Een recente studie van het vollen bij de Romeinen toont enkele verrassende ontdekkingen (1). Het vollen dient ervoor de wollen stof steviger, comfortabeler en mooier te maken. Dit gebeurde bij de Romeinen al in ingebouwde kuipen, waarin de geweven stof in urine werd vertrappeld, geschrobd en uitgewrongen. Daarnaast waren er baden waarin de stof werd geverfd en schoongespoeld.
In Zuid-Frankrijk zijn tot nu toe zesentwintig vroegere Romeinse fullonicae, ofwel vollerijen, opgegraven. Herkenbaar aan de stenen nissen met ingebouwde kuipen.
In Italië in de steden Ostia, Florence en Rome zijn vollerijen ontdekt met zelfs dertig of meer installaties, dus werkend met een vorm van ‘industriële' productie. Recent is zelfs tussen Rome en Napels een vollerij ontdekt met een oppervlakte van duizend vierkante meter en 97 volinstallaties!
Verrassend is ook dat veel van die vollerijen, met de urine in de volkuipen, toch in het centrum van de steden lagen. Met de stank moet het meegevallen zijn anders waren de vollerijen wel aan de rand van de stad of daarbuiten gebouwd.

Hoe was het traditionele vollen hier in Tilburg? De lokale textielexpert Piet van Gorp vertelde over het vollen het volgende. In de 17e en 18e eeuw met de sterke groei van de stoffenproductie hier was het nabewerken, dus het vollen en verven, voorbehouden aan Holland, met name Leiden, Amsterdam en Haarlem.

Een schilderij in de Lakenhal-Leiden, afb. 1, toont de wijze waarop het vollen gebeurde. Links het voetvollen in de volkuip en achteraan het verven aan de verfkuipen (2).

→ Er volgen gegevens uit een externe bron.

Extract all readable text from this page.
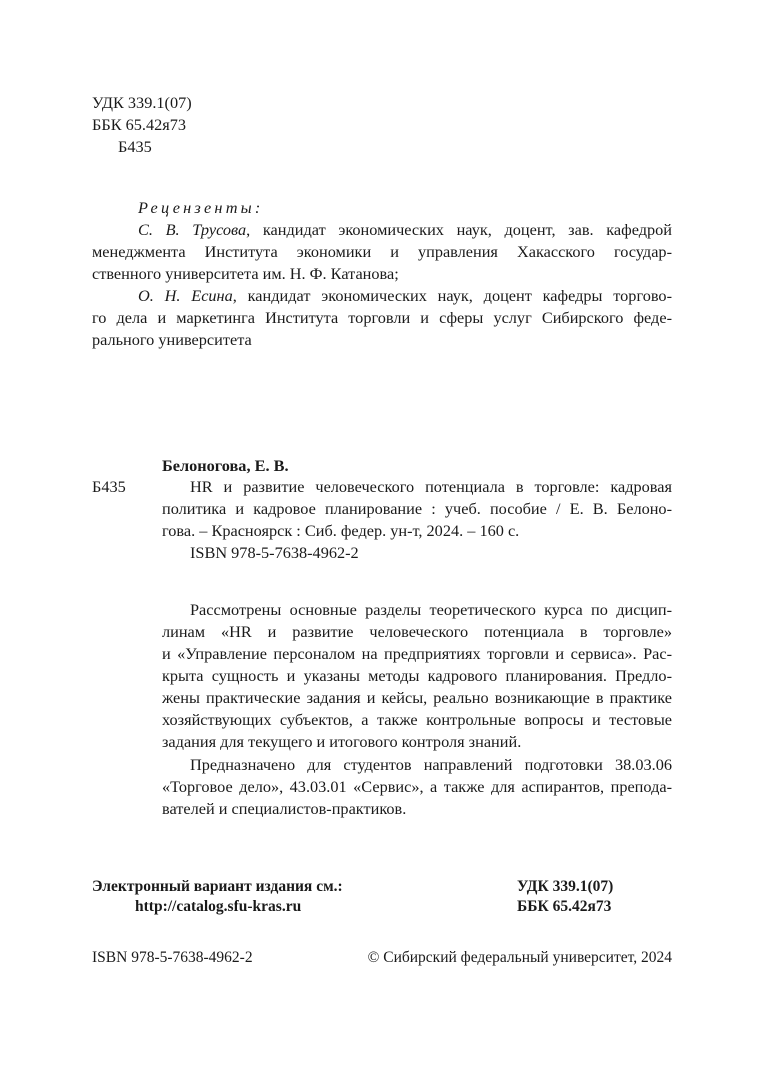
УДК 339.1(07)
ББК 65.42я73
Б435
Рецензенты:
С. В. Трусова, кандидат экономических наук, доцент, зав. кафедрой
менеджмента Института экономики и управления Хакасского государ-
ственного университета им. Н. Ф. Катанова;
О. Н. Есина, кандидат экономических наук, доцент кафедры торгово-
го дела и маркетинга Института торговли и сферы услуг Сибирского феде-
рального университета
Белоногова, Е. В.
Б435	HR и развитие человеческого потенциала в торговле: кадровая
политика и кадровое планирование : учеб. пособие / Е. В. Белоно-
гова. – Красноярск : Сиб. федер. ун-т, 2024. – 160 с.
ISBN 978-5-7638-4962-2
Рассмотрены основные разделы теоретического курса по дисцип-
линам «HR и развитие человеческого потенциала в торговле»
и «Управление персоналом на предприятиях торговли и сервиса». Рас-
крыта сущность и указаны методы кадрового планирования. Предло-
жены практические задания и кейсы, реально возникающие в практике
хозяйствующих субъектов, а также контрольные вопросы и тестовые
задания для текущего и итогового контроля знаний.
Предназначено для студентов направлений подготовки 38.03.06
«Торговое дело», 43.03.01 «Сервис», а также для аспирантов, препода-
вателей и специалистов-практиков.
Электронный вариант издания см.:
http://catalog.sfu-kras.ru
УДК 339.1(07)
ББК 65.42я73
ISBN 978-5-7638-4962-2	© Сибирский федеральный университет, 2024
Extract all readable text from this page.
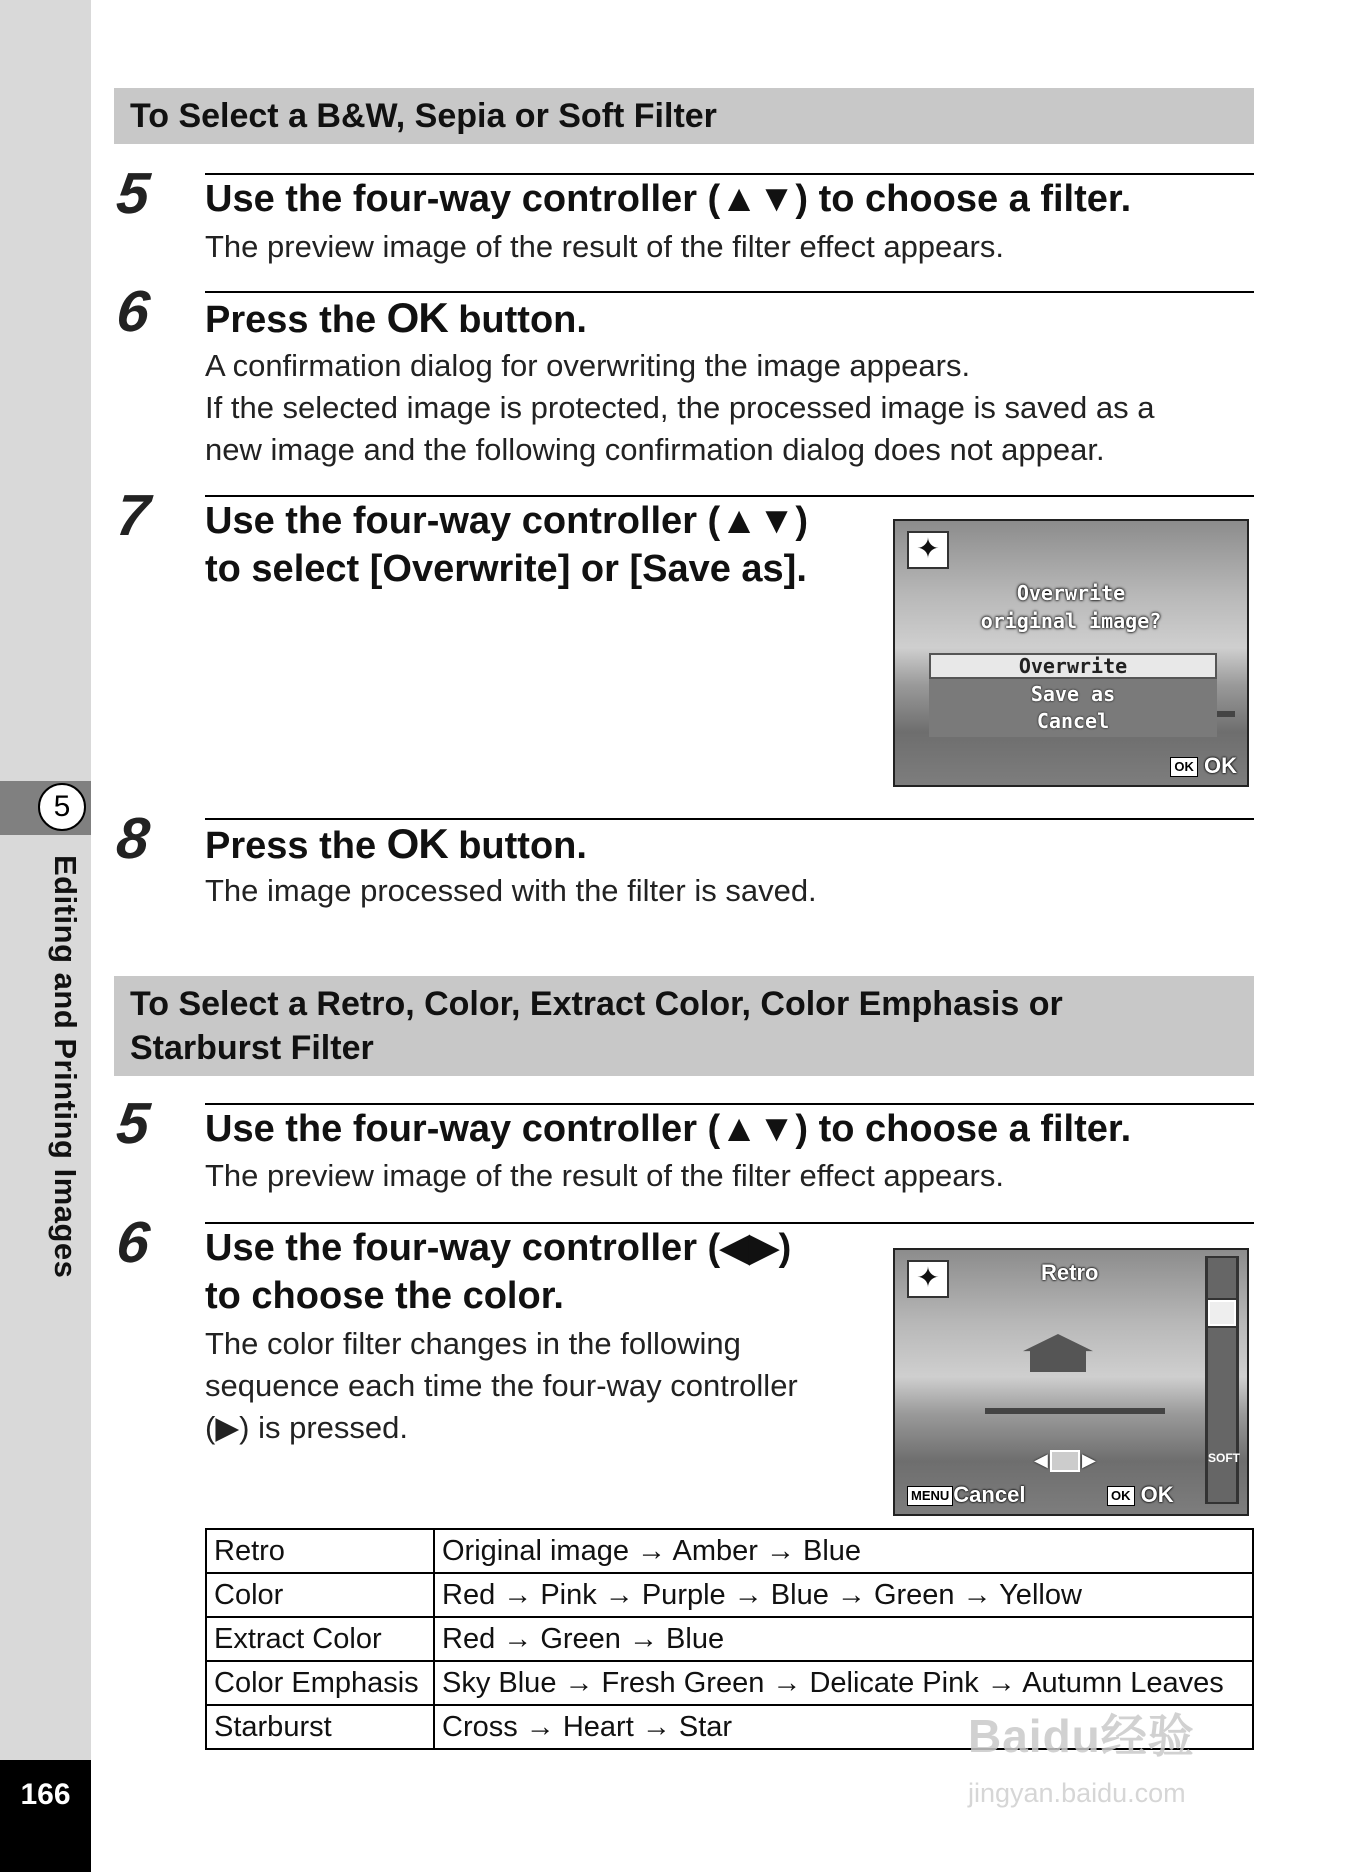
5
Editing and Printing Images
166
To Select a B&W, Sepia or Soft Filter
5 Use the four-way controller (▲▼) to choose a filter.
The preview image of the result of the filter effect appears.
6 Press the OK button.
A confirmation dialog for overwriting the image appears.
If the selected image is protected, the processed image is saved as a
new image and the following confirmation dialog does not appear.
7 Use the four-way controller (▲▼)
to select [Overwrite] or [Save as].	✦
Overwrite
original image?
Overwrite
Save as
Cancel
OK OK
8 Press the OK button.
The image processed with the filter is saved.
To Select a Retro, Color, Extract Color, Color Emphasis or
Starburst Filter
5 Use the four-way controller (▲▼) to choose a filter.
The preview image of the result of the filter effect appears.
6 Use the four-way controller (◀▶)
to choose the color.
The color filter changes in the following
sequence each time the four-way controller
(▶) is pressed.
✦	Retro
SOFT
◀ ▶
MENU Cancel	OK OK
Retro	Original image → Amber → Blue
Color	Red → Pink → Purple → Blue → Green → Yellow
Extract Color	Red → Green → Blue
Color Emphasis	Sky Blue → Fresh Green → Delicate Pink → Autumn Leaves
Starburst	Cross → Heart → Star	Baidu经验
jingyan.baidu.com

Pas met de Franse tijd mocht ook het nabewerken hier in Tilburg gebeuren. Dit had weer tot gevolg dat de Hollandse steden toen hun dominante rol bij de wollenstoffenproductie verloren.
Bij het ‘voetvollen', vertrapten twee vollers in de ‘volkuip' de wollen stof gedurende twee dagen. De volkom was dan gevuld met warm water, volaarde en urine. Dat dit voetvollen ook in Tilburg gebeurde is nog niet aangetoond maar is wel waarschijnlijk.
Het vollen gebeurde in Brabant veel in water- en windmolens waarbij zware houten stampers de wol verdichten en vervilten. Dit vollen was minder arbeidsintensief en ging sneller dan het voetvollen, in twaalf tot veertien uur. De eerste windvolmolen in de direct omgeving van Tilburg kwam in 1799 aan de Hoeven richting Moergestel, maar deze werd in 1817 al afgebroken.
Met steun van anderen bouwde Gerard Bogaers in 1911 een windmolen, ook richting Moergestel, aan de noordzijde van het Galgenven. Frederik van den Bergh, grondlegger van de latere Beka-fabriek, werd hiervan in 1821 mede-eigenaar.

Aan het einde van het Tilburgse wollenstoffentijdperk gebeurde het vollen bij de stoffenfabrikant in de eigen fabriek, maar waren de traditionele ‘volkuipen' al lange tijd vervangen door de ‘volkommen' (afb. 2).

(1) Proefschrift van Miko Flohr ‘The world of the Fullo', 2010
(2) Met dank aan de ‘Vereniging van Belangstellenden in de Lakenhal' te Leiden, voor het beschikbaar stellen.

Afb. 1: Isaac Claesz. Van Swanenburgh, Het vollen en verven, 1594-1596, olieverf op paneel, 133 x 196 cm (S 422), Stedelijk Museum De Lakenhal, Leiden
Afb. 2: De volkommen in 1983 in de afdeling natapprêtuur van de wollenstoffenfabriek C. Mommers & Co. (1872-1995) aan de Kraaivenstraat.